私の持っている「陋巷に在り」の文庫最終巻には、作者の「愚痴」とも言うべき、かなり長い
「あとがき」があったのだが、ちょいと現状を調べてみたら、どこぞの会社勤めをしながら
作家活動を続けていると言うことである。
やはり、世の中はそう甘くないと言うことであろうか。
ここ最近まるで噂を聞かなかっただけに、今回の作品映画化には驚いた。
デビュー作の「後宮小説」は、かつてアニメ化されたこともあるのだが、今回の映画は実写
であり、しかも日韓共同制作らしい。
断言しても良いが、映画化されるキッカケはマンガであろう。
日本でならばともかく、韓国でかの小説がヒットしたとは考えにくい。
これで第一線とは言えないまでも、そこそこの作家活動を復活できるのならば良いだろう。

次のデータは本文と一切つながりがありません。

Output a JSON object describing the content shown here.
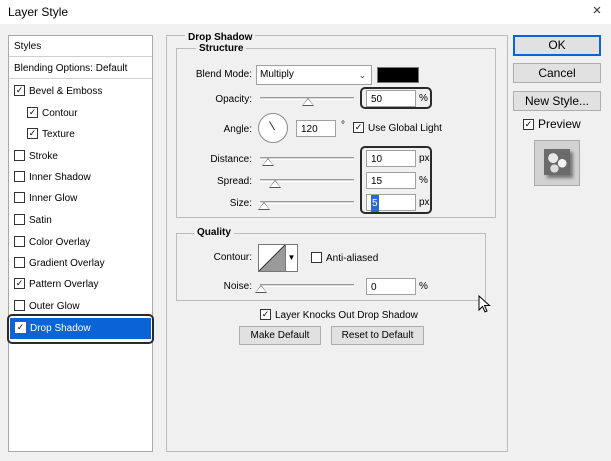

小説は、過去のヒット作でも後々まで読み継がれるのは難しい。
しかし、マンガはかなり後になっても読み継がれる事が多いのである。
最近はマンガも厳しい状況が続いているが、それでも小説ほどではない。
漫画化されたものであろうが何だろうが、こう言う形で世に知られるのは喜ばしいことである。